Charging coinsurance before the deductible is met. If your deductible has not been satisfied, you should be paying the full allowed amount, not a coinsurance percentage. The reverse is also possible: if your deductible is met, you should only owe coinsurance, not 100%.

Using the wrong coinsurance tier. Some plans have different coinsurance rates for different service categories (primary care, specialist, hospital). Confirm the bill reflects the correct tier.

Applying out-of-network coinsurance to an in-network service. This is more common than it sounds, especially when a provider is mistakenly classified as out of network. Check network status with your insurer directly.

Charging a copay AND coinsurance when only one should apply. Some plans charge one or the other for a given service, not both. Review your Summary of Benefits for the specific service.

How to Verify What You Should Owe

  1. Pull your Summary of Benefits and Coverage (SBC) — every plan is required to provide one. Find the section covering the specific type of service you received.
  2. Confirm your deductible status by calling your insurer or checking your member portal. Ask for the exact amount applied year-to-date.
  3. Cross-check your EOB against the bill. The EOB shows the insurer’s calculation of your share.
  4. If the numbers do not match, contact the billing department with your EOB in hand and ask them to reconcile the difference.

If you need to push back in writing, our dispute letter tool can help you draft a clear, specific challenge.

FAQ

Q: Do copays count toward my deductible? A: It depends on your plan.

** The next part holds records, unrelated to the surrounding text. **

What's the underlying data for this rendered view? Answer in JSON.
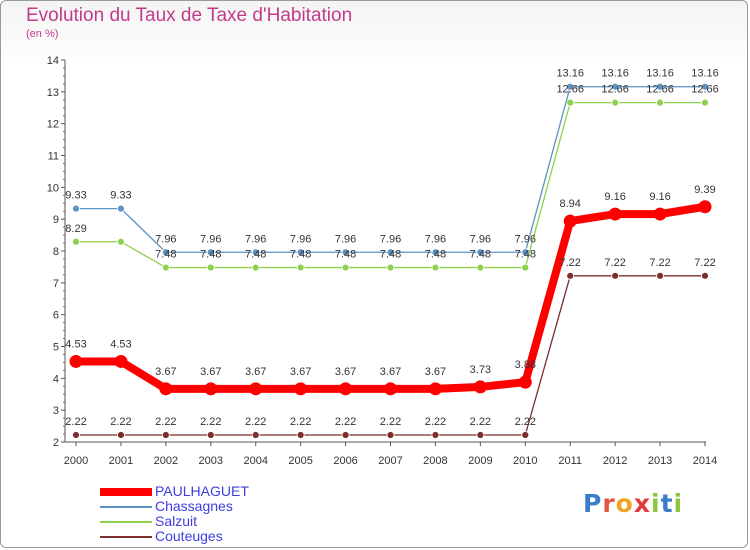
{
  "title": "Evolution du Taux de Taxe d'Habitation",
  "subtitle": "(en %)",
  "logo": {
    "text": "Proxiti",
    "letters": [
      {
        "ch": "P",
        "color": "#3a7ec9"
      },
      {
        "ch": "r",
        "color": "#e2564a"
      },
      {
        "ch": "o",
        "color": "#f0a423"
      },
      {
        "ch": "x",
        "color": "#e33b3b"
      },
      {
        "ch": "i",
        "color": "#8cc63f"
      },
      {
        "ch": "t",
        "color": "#3a7ec9"
      },
      {
        "ch": "i",
        "color": "#8cc63f"
      }
    ]
  },
  "chart_data": {
    "type": "line",
    "title": "Evolution du Taux de Taxe d'Habitation",
    "ylabel": "(en %)",
    "x": [
      "2000",
      "2001",
      "2002",
      "2003",
      "2004",
      "2005",
      "2006",
      "2007",
      "2008",
      "2009",
      "2010",
      "2011",
      "2012",
      "2013",
      "2014"
    ],
    "ylim": [
      2,
      14
    ],
    "yticks": [
      "2",
      "3",
      "4",
      "5",
      "6",
      "7",
      "8",
      "9",
      "10",
      "11",
      "12",
      "13",
      "14"
    ],
    "grid": false,
    "legend_position": "bottom-left",
    "series": [
      {
        "name": "PAULHAGUET",
        "color": "#ff0000",
        "values": [
          4.53,
          4.53,
          3.67,
          3.67,
          3.67,
          3.67,
          3.67,
          3.67,
          3.67,
          3.73,
          3.88,
          8.94,
          9.16,
          9.16,
          9.39
        ],
        "labels": [
          "4.53",
          "4.53",
          "3.67",
          "3.67",
          "3.67",
          "3.67",
          "3.67",
          "3.67",
          "3.67",
          "3.73",
          "3.88",
          "8.94",
          "9.16",
          "9.16",
          "9.39"
        ]
      },
      {
        "name": "Chassagnes",
        "color": "#5b93c7",
        "values": [
          9.33,
          9.33,
          7.96,
          7.96,
          7.96,
          7.96,
          7.96,
          7.96,
          7.96,
          7.96,
          7.96,
          13.16,
          13.16,
          13.16,
          13.16
        ],
        "labels": [
          "9.33",
          "9.33",
          "7.96",
          "7.96",
          "7.96",
          "7.96",
          "7.96",
          "7.96",
          "7.96",
          "7.96",
          "7.96",
          "13.16",
          "13.16",
          "13.16",
          "13.16"
        ]
      },
      {
        "name": "Salzuit",
        "color": "#8fd14f",
        "values": [
          8.29,
          8.29,
          7.48,
          7.48,
          7.48,
          7.48,
          7.48,
          7.48,
          7.48,
          7.48,
          7.48,
          12.66,
          12.66,
          12.66,
          12.66
        ],
        "labels": [
          "8.29",
          "",
          "7.48",
          "7.48",
          "7.48",
          "7.48",
          "7.48",
          "7.48",
          "7.48",
          "7.48",
          "7.48",
          "12.66",
          "12.66",
          "12.66",
          "12.66"
        ]
      },
      {
        "name": "Couteuges",
        "color": "#7a2e2e",
        "values": [
          2.22,
          2.22,
          2.22,
          2.22,
          2.22,
          2.22,
          2.22,
          2.22,
          2.22,
          2.22,
          2.22,
          7.22,
          7.22,
          7.22,
          7.22
        ],
        "labels": [
          "2.22",
          "2.22",
          "2.22",
          "2.22",
          "2.22",
          "2.22",
          "2.22",
          "2.22",
          "2.22",
          "2.22",
          "2.22",
          "7.22",
          "7.22",
          "7.22",
          "7.22"
        ]
      }
    ]
  }
}
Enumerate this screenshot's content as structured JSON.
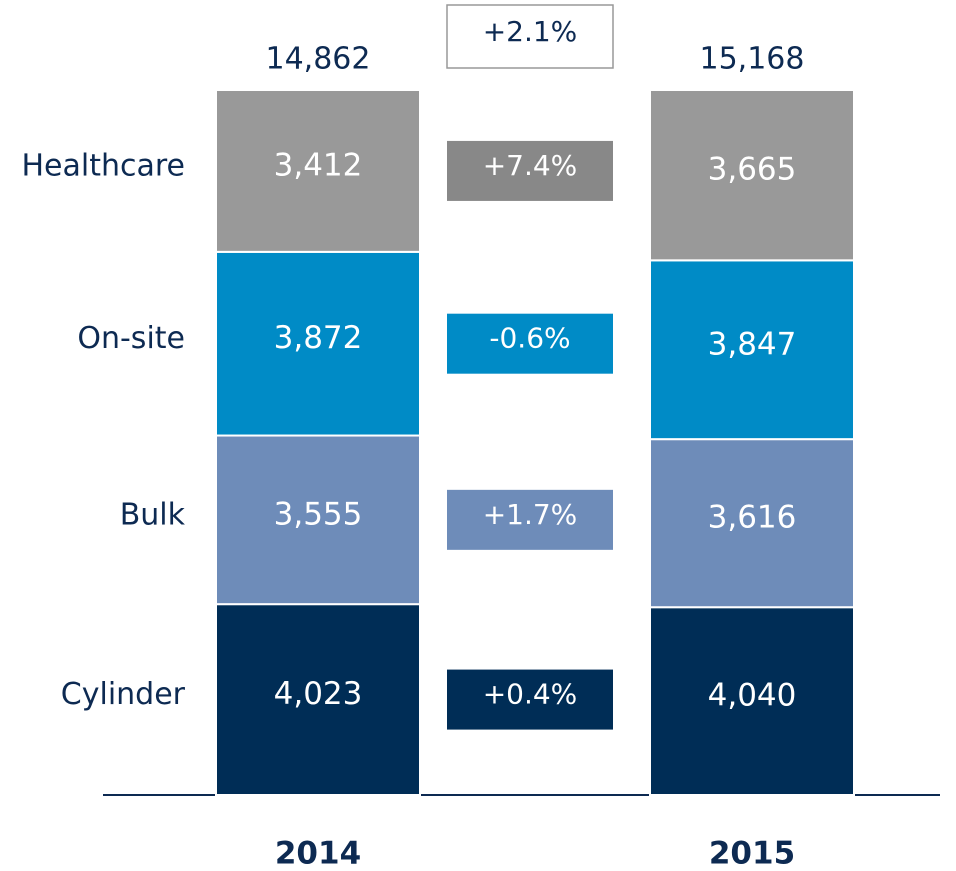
{
  "chart_data": {
    "type": "stacked-bar",
    "categories": [
      "2014",
      "2015"
    ],
    "totals": [
      14862,
      15168
    ],
    "total_labels": [
      "14,862",
      "15,168"
    ],
    "total_change": "+2.1%",
    "series": [
      {
        "name": "Cylinder",
        "color": "#002d56",
        "values": [
          4023,
          4040
        ],
        "value_labels": [
          "4,023",
          "4,040"
        ],
        "change": "+0.4%"
      },
      {
        "name": "Bulk",
        "color": "#6e8cb9",
        "values": [
          3555,
          3616
        ],
        "value_labels": [
          "3,555",
          "3,616"
        ],
        "change": "+1.7%"
      },
      {
        "name": "On-site",
        "color": "#008bc6",
        "values": [
          3872,
          3847
        ],
        "value_labels": [
          "3,872",
          "3,847"
        ],
        "change": "-0.6%"
      },
      {
        "name": "Healthcare",
        "color": "#999999",
        "values": [
          3412,
          3665
        ],
        "value_labels": [
          "3,412",
          "3,665"
        ],
        "change": "+7.4%"
      }
    ]
  }
}
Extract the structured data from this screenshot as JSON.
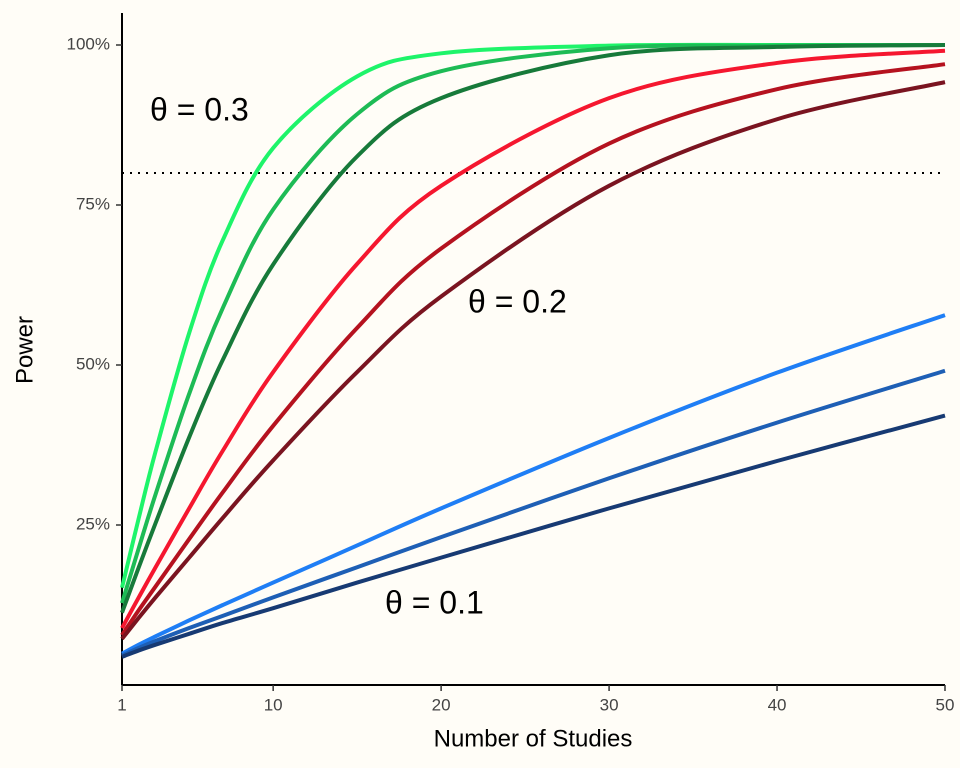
{
  "chart_data": {
    "type": "line",
    "x_label": "Number of Studies",
    "y_label": "Power",
    "x": [
      1,
      2,
      3,
      5,
      7,
      10,
      15,
      20,
      30,
      40,
      50
    ],
    "series": [
      {
        "color": "#1ef46a",
        "values": [
          15.2,
          26.1,
          36.5,
          55.0,
          69.5,
          83.9,
          95.1,
          98.7,
          99.9,
          100,
          100
        ]
      },
      {
        "color": "#1dbb55",
        "values": [
          12.8,
          21.4,
          29.8,
          45.5,
          58.9,
          74.3,
          89.2,
          95.9,
          99.5,
          99.9,
          100
        ]
      },
      {
        "color": "#177a3a",
        "values": [
          11.3,
          18.4,
          25.3,
          38.7,
          50.8,
          65.7,
          82.6,
          91.7,
          98.4,
          99.7,
          100
        ]
      },
      {
        "color": "#f5172f",
        "values": [
          8.9,
          13.7,
          18.4,
          27.6,
          36.6,
          48.9,
          65.8,
          78.0,
          91.7,
          97.2,
          99.1
        ]
      },
      {
        "color": "#b5121f",
        "values": [
          7.8,
          11.7,
          15.4,
          22.8,
          30.1,
          40.5,
          55.8,
          68.2,
          84.6,
          93.1,
          97.0
        ]
      },
      {
        "color": "#7a1420",
        "values": [
          7.2,
          10.5,
          13.7,
          19.9,
          26.1,
          35.1,
          48.9,
          60.7,
          78.0,
          88.4,
          94.2
        ]
      },
      {
        "color": "#1f7ef5",
        "values": [
          4.9,
          6.3,
          7.6,
          10.1,
          12.5,
          16.0,
          21.8,
          27.6,
          38.6,
          48.8,
          57.8
        ]
      },
      {
        "color": "#1e5fb5",
        "values": [
          4.6,
          5.8,
          6.9,
          8.9,
          10.8,
          13.7,
          18.4,
          23.1,
          32.3,
          41.0,
          49.1
        ]
      },
      {
        "color": "#173a73",
        "values": [
          4.4,
          5.4,
          6.3,
          8.0,
          9.7,
          12.0,
          16.0,
          19.9,
          27.6,
          35.0,
          42.1
        ]
      }
    ],
    "xlim": [
      1,
      50
    ],
    "xticks": [
      1,
      10,
      20,
      30,
      40,
      50
    ],
    "ylim": [
      0,
      105
    ],
    "yticks": [
      {
        "value": 25,
        "label": "25%"
      },
      {
        "value": 50,
        "label": "50%"
      },
      {
        "value": 75,
        "label": "75%"
      },
      {
        "value": 100,
        "label": "100%"
      }
    ],
    "hline": 80,
    "annotations": [
      "θ = 0.3",
      "θ = 0.2",
      "θ = 0.1"
    ]
  }
}
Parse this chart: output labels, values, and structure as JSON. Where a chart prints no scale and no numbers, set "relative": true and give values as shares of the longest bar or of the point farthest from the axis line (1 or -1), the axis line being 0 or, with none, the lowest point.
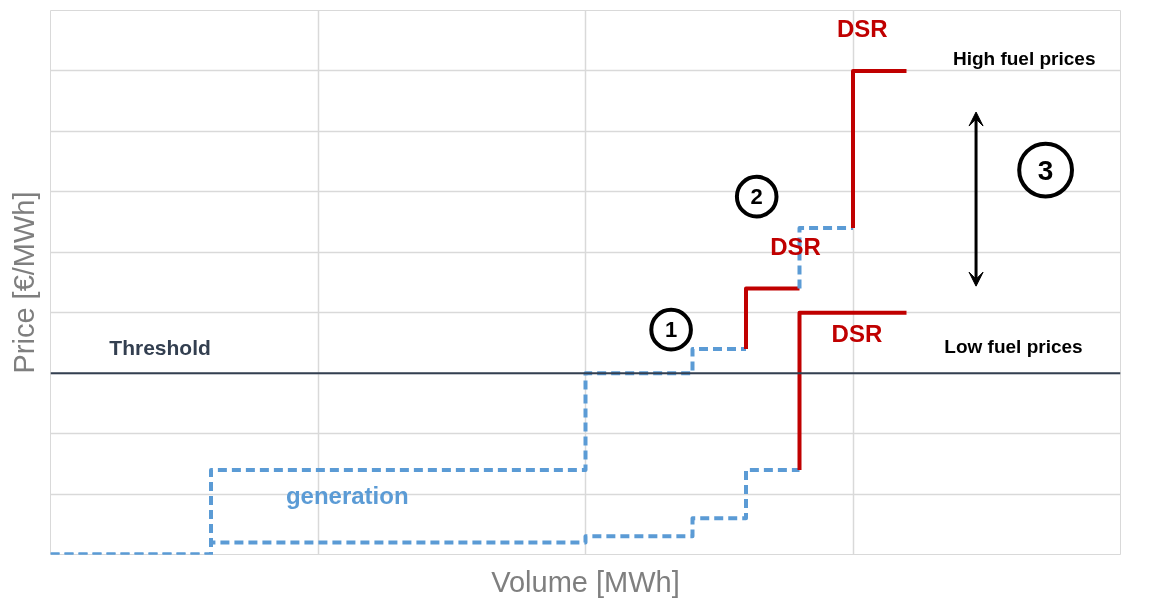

Many plans do not count copays toward the deductible — the deductible applies separately to other services. However, copays typically do count toward your annual out-of-pocket maximum. Always check your plan’s Summary of Benefits to confirm how your plan handles this.

Q: What is my out-of-pocket maximum and how do copays and coinsurance fit in? A: Your out-of-pocket maximum is the most you will pay in a plan year for covered services. Both your copays and your coinsurance payments count toward this cap. Once you hit the maximum, your insurance pays 100% of covered in-network costs for the rest of the year.

Q: Can I have both a copay and coinsurance for the same service? A: Yes. Some plans layer both. For example, a plan might charge a $250 emergency room copay and then apply 20% coinsurance on services after that. Read your Summary of Benefits carefully for each type of service.

Q: What happens to coinsurance if the allowed amount is disputed? A: Your coinsurance is calculated on the allowed amount, not the billed amount. If the allowed amount is incorrect — for instance, if a service was processed at the out-of-network rate when the provider was in-network — the coinsurance calculation changes too. This is one reason to dispute incorrect network designations with your insurer.

Q: Is a deductible the same as coinsurance? A: No. Your deductible is the fixed annual amount you must pay before coinsurance kicks in. Once you meet your deductible, coinsurance is the percentage split for covered services going forward. They are two distinct stages of cost sharing.